For the love of all the Gods, tell me why.”

“Don't shout, Tomar,” Anaxantis said in a shushing voice. “You're making a spectacle of yourself.”

“Am I, indeed?” Tomar hissed. “Pray, explain to me, why do you need three ships? You can only use one at a time.”

“Oh, they're not for me. I'm giving them to Timishi. Loan them to him, if you will.”

23
“Listen, Anaxantis,” Tomar said, as to a child that wants a particularly unhealthy item of food, “you can't be giving ships away to every passing Mukthar. The treasury can't stand the strain of such extravagant behavior.”

“I'll be wanting one of those galleys, there, on the other side of the harbor, for my own use,” the prince said, as if he hadn't heard him.

“Why, Anaxantis, why?” Tomar implored him.

“To begin with, see those hatches? They're for sticking out oars, so that, in the event there is no wind, or unfavorable ones, you can move on nevertheless. Second, they're flat bottomed. With any luck I won't need to change vessels to sail — or row, as the case may be — on the river Mirax all the way up to Stonebridge.”

“Stonebridge. Because a bridge of wood would be just too plain for His Highness. And that's not what I meant. Why do you insist on doing this to me? Have I offended you in some way? Why are you giving three ships away?”

“I'm giving them to— as a matter of fact, Timishi, what do you call your kingdom?”

“The Kingdom of the Wolf Mukthars, what else?”

The Mukthar quedash shrugged while grinning. Lorcko let out a deep sigh and threw Anaxantis a helpless look.
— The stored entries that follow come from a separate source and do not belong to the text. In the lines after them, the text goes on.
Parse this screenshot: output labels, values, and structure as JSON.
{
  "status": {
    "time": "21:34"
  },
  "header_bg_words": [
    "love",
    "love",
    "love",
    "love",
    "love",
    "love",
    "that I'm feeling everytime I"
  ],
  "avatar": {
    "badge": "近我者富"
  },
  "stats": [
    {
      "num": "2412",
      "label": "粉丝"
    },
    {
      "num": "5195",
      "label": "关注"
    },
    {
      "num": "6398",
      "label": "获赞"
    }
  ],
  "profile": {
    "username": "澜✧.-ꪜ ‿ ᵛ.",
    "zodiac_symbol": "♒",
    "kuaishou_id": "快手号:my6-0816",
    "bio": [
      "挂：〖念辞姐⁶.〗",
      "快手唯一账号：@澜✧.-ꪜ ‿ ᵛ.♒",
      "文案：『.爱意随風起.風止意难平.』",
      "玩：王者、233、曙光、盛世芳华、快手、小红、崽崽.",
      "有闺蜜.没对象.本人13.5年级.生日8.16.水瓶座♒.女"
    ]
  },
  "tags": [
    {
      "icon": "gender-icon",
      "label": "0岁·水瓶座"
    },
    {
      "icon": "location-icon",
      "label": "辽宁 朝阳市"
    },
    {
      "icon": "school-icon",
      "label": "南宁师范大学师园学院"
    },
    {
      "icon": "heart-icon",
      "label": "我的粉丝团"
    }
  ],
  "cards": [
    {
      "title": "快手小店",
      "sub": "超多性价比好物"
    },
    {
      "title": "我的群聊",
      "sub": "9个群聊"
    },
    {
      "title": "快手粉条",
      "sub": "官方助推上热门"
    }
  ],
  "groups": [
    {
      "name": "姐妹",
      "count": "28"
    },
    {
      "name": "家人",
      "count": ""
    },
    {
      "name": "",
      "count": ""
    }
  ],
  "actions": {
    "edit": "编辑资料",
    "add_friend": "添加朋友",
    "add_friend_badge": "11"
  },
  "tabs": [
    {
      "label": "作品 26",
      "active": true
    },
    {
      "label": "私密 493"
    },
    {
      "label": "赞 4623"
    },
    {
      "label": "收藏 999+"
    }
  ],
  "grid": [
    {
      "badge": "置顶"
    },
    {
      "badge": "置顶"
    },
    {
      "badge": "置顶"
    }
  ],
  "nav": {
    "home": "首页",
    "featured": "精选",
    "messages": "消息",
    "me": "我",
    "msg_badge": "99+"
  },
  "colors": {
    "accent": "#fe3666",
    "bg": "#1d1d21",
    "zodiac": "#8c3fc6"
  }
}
“I'm giving them to… them,” the prince continued. “I have a plan.”

“Of course you have a plan. You always have a plan. The Gods have mercy on us,” Tomar said.

“For your information: stone bridges last longer and require less maintenance,” Anaxantis added, crossing his arms in a defiant gesture.

23
Renda put plates with chicken and turkey legs, and dishes with a mixture of chunks of dried fruit on the table while another cook's help filled seven cups with warm, watered down, spiced wine.

“Hemarchidas seems to think I've been complacent in regard to our situation,” Anaxantis said, after both servants had left the war room, “but I'm not. On the contrary, I've been thinking a lot about the predicament we find ourselves in.”

Hemarchidas made as if to protest, but Lethoras put his hand on his arm, and he reconsidered. The others, Ehandar, Tomar, Timishi and Lorcko, just waited for what was to come.

“He was right in one sense, though,” Anaxantis continued. “For a long time I hoped to keep us out of the warfare in the south. I admit that I was clinging, against my better judgment, to the hope of being able to isolate us from all foreign involvement. I see now that was an illusion. Lorsanthia is too big a threat.”

“Lorsanthia?” Lethoras asked. “What about Ximerion?”

“Oh, I doubt the concentration of troops near the capital is the beginning of an offensive against Great Renuvia. Father must have a plan up his sleeve, granted, but I would be very surprised if we were its target. He's too smart to provoke hostilities on a second front.”